Up coming Challenge for Shehbaz Sharif

  • Pakistan is still deeply mired in an economic crisis, with roughly 30% annual inflation and 2% annual economic growth. A high base effect contributed to February’s modest decrease in inflation to 23.1% from a year earlier.
  • Because the present plan is set to expire next month and a new extended contract is required to put Pakistan on a limited route to recovery, Sharif will have to repeat his success in getting a short-term IMF bailout.
  • He will, however, primarily be responsible for upholding Pakistan’s military connections, which have governed the country since its independence. Experts claim that the generals view the younger Sharif as more acceptable and obedient than his elder brother, who has had a difficult time with the military throughout all three of his mandates.
  • The military has disavowed its involvement in political meddling for a number of years. However, since independence, no prime minister has served out a full five-year term, and it has already intervened directly three times to overthrow civilian governments.
  • To alleviate the economic crisis, foreign investment and the privatisation of some hulking state enterprises, like the national airline, would be crucial. The Sharis have strong relations to the rulers of Saudi Arabia and Qatar, which may facilitate the acquisition of funds for a number of projects Pakistan has recently put up for sale.
  • Although the military has a significant influence on defence and important foreign policy choices, Sharif will need to manage ties with China and the United States, two important allies. Managing the deteriorating relations with Afghanistan, Iran, and India—three of Pakistan’s four neighbors—is another challenge he faces.

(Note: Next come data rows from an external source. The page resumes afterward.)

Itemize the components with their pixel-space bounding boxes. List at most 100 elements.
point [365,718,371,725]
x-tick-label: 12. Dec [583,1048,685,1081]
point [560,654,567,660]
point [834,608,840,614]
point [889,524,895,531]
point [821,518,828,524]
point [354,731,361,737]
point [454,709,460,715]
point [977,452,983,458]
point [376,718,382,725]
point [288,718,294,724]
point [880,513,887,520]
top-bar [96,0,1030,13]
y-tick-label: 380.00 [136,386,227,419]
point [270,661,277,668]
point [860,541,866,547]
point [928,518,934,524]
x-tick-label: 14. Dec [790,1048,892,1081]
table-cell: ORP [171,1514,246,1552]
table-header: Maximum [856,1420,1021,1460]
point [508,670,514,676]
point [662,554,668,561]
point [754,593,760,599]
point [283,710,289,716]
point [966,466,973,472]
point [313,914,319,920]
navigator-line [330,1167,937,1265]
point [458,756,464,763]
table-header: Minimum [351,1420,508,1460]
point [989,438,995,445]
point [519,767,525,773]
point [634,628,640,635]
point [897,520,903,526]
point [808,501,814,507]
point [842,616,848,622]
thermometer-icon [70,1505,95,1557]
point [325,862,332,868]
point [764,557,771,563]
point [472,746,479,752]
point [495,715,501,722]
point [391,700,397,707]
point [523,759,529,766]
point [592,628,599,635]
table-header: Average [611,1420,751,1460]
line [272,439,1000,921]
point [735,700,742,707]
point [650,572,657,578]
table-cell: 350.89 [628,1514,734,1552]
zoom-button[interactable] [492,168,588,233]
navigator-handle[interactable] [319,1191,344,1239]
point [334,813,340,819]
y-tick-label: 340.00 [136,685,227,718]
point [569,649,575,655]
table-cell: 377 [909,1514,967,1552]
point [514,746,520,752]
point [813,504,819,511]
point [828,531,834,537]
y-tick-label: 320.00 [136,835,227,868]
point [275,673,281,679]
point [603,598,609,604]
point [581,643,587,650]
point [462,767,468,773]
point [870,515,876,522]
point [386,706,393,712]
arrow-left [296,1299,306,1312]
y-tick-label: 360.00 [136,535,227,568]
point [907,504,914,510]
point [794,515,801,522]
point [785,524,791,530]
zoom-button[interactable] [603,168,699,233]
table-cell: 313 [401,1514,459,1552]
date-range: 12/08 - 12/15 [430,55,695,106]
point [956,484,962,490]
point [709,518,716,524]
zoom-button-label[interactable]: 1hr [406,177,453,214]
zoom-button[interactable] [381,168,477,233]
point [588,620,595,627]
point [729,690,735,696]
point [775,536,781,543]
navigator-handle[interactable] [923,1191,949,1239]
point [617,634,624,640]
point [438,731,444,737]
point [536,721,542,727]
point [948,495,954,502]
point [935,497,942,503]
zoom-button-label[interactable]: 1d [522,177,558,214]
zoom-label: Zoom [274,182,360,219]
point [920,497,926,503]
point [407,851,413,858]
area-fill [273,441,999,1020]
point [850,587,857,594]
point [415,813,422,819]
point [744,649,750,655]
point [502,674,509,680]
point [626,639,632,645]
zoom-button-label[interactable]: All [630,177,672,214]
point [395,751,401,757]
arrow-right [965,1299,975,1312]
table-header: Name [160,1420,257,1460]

Brief about Shehbaz Sharif

Born in the eastern city of Lahore, Sharif came from an affluent family of Kashmiri descent who worked in the steel industry. With a “can-do” attitude in management, he began his political career in 1997 as Punjab’s chief minister.

Those who have worked closely with him, including cabinet members and bureaucrats, refer to him as a workaholic.

The younger Sharif devised and oversaw several large-scale infrastructure projects while serving as chief minister, including the construction of Pakistan’s first contemporary public transit system in Lahore.

When his brother was removed from office as prime minister in 1999 by a military takeover and sent into exile in Saudi Arabia, he became embroiled in the country’s political turmoil.

Once the elder Sharif was found guilty in 2017 of hiding assets connected to the Panama Papers revelations, the younger Sharif entered the national political scene as the PML-N head.

Shehbaz Sharif is a double married man who has no children from his second marriage but two sons and two daughters from his first. The other boys are not in public life, but one is involved in politics.